Off Into The Sunset: The 2019 Volkswagen Beetle Final Edition Cabrio

Front 3/4 view of 2019 Volkswagen Beetle Final Edition Cabrio
The 2019 Volkswagen Beetle Final Edition Cabrio.

You probably saw the articles and videos earlier this year---“Volkswagen Beetle ends production after 70 years!”  I hate to be a buzzkill, but I hate hype and inaccuracy more, so indulge me a moment, please. 

The Volkswagen Beetle that started production 70 years ago ended production 40 years ago. There was a whole big farewell for that one, too---in 1979.  And the triple-white Final Edition convertibles are still on the street in a whole lot of American towns.

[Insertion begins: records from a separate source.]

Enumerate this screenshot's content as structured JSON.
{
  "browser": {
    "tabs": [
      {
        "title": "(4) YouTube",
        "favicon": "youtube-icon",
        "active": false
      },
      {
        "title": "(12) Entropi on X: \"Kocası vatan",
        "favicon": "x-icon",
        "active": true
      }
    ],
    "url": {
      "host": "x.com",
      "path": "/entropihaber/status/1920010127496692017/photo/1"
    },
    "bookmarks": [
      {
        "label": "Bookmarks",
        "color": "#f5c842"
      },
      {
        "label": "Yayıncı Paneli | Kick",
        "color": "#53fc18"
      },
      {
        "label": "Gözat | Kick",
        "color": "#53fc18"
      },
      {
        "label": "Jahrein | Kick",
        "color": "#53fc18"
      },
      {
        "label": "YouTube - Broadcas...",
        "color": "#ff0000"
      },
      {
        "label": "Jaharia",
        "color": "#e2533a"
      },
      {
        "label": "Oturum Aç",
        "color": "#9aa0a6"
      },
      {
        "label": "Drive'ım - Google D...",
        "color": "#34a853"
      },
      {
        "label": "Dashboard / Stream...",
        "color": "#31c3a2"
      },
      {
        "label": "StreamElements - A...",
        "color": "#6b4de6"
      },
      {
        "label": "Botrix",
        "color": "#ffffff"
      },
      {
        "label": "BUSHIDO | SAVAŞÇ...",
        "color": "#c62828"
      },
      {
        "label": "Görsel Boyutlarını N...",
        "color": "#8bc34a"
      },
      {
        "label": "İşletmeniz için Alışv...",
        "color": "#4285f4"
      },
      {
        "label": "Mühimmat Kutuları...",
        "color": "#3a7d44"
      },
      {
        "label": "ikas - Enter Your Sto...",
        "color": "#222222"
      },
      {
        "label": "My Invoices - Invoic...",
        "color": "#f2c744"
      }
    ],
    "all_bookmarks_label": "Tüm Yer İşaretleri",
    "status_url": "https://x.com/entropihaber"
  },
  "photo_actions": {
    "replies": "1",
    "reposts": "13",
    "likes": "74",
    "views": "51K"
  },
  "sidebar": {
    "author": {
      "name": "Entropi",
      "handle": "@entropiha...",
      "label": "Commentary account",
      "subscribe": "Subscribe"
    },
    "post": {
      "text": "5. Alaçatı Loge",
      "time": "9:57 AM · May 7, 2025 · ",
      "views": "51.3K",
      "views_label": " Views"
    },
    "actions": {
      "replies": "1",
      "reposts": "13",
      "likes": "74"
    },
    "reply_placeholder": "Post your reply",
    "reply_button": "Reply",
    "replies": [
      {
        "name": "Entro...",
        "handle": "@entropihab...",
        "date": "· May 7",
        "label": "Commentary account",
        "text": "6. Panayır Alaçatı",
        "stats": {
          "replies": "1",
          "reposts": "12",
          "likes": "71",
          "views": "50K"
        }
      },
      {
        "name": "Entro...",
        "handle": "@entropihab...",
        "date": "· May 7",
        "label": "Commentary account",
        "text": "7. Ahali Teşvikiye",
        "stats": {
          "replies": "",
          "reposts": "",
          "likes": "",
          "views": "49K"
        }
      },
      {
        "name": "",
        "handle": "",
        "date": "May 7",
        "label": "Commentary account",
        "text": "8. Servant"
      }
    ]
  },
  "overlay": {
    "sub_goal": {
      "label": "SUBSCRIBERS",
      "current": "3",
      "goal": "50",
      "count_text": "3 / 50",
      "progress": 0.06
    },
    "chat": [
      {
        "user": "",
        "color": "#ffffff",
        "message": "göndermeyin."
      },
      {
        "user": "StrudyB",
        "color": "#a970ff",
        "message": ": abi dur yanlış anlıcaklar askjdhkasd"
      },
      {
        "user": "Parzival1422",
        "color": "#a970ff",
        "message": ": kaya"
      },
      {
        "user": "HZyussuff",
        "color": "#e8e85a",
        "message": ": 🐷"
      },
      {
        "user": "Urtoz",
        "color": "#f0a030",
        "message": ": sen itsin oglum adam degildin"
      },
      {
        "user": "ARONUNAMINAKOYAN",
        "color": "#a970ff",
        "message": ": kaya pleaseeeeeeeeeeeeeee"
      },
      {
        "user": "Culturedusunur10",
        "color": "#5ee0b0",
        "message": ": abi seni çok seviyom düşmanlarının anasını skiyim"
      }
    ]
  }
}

Once that one went away, there wasn’t a Beetle for sale in America for 19 years---until the arrival of the 1998 New Beetle, which had zero in common with the original apart from a rounded body.  The engine was in the front, not the back, it was water-cooled, not air-cooled---it was a rounded Beetle-inspired body on the chassis of a Jetta.  But we’re not mourning the retirement of that car after a 21-year run, either.  Its last year was 2011.

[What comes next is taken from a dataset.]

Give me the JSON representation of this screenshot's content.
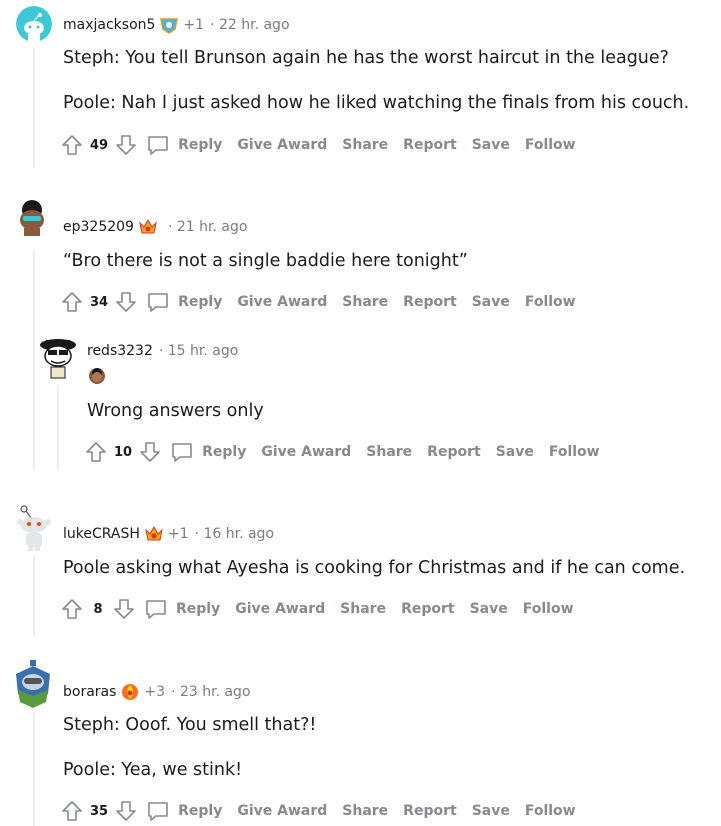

No, the model that we’re saying goodbye to is the current Volkswagen Beetle---which has been in production since 2012.  But “Volkswagen Beetle ends production after 7 years” isn’t much of a headline, is it?

Rear 3/4 view of 2019 Volkswagen Beetle Final Edition Cabrio

And that’s too bad, because the 2019 Volkswagen Beetle is actually the best of the bunch---and never really got its due.  Just how good it is was driven home to me in August with a week in the 2019 Volkswagen Beetle Convertible 2.0T Final Edition SEL.  Yes, that’s a mouthful, but basically, it’s telling you that the top goes down (there’s also a hardtop Final Edition), that it has a turbocharged engine (174 horsepower), that it’s the SEL, VW’s top trim level and that it’s the last.

VW has a history of special Final Editions, and they’re usually quite good.  In the case of the 2019 Beetle Final Edition, that’s a couple of colors you can only get on the Final Edition Beetle,  Safari Uni and Stonewashed Blue (if you want the standard Platinum Gray Metallic, Pure White or Deep Black Pearl, they’re available, too).  You can get a Final Edition in SE or SEL trim, with the SEL (the one we drove) running on 18-inch white-painted wheels with a center chrome disc and diamond-patterned stitched leather seats (available in either black or black and tan).  There’s also a tan-colored dash insert, gloss black upper door panels and center console, a tan dash insert and stainless-steel trim on the pedals.

It’s very sharp.  Even a friend of mine who owns a BMW was impressed by the overall look and the quality of the materials involved. 

I drove it from Folsom (suburban Sacramento) to San Carlos (south of San Francisco), San Carlos to Monterey, back to San Carlos and home to Folsom over a period of about 40 hours and it was comfortable, fun to drive, got great gas mileage (EPA estimate 26 city/33 highway) and drew looks on the street in Monterey during car week.  It really is that sharp-looking in Stonewashed Blue Metallic with a beige top.

Interior view of 2019 Volkswagen Beetle Final Edition

The 2019 Volkswagen Beetle Convertible 2.0T Final Edition SEL is also an exceptionally well-equipped machine, with (and this is just some of the standard equipment) automatic Bi-Xenon headlights, halogen fog lights, LED daytime running lights and taillights, heated, foldable, power-adjusted outside mirrors with integrated turn signals, dual-zone automatic climate control, heated front seats, an automatic-dimming rearview mirror and a Fender Premium audio system.
Best of all is the price:  $29,995. Add $895 destination charge and you’re at $30,890.

Where else can you get a new convertible---much less a loaded, stylish, limited-edition one---for 30 grand?  The 2019 Volkswagen Beetle Convertible 2.0T Final Edition SEL feels like a great deal.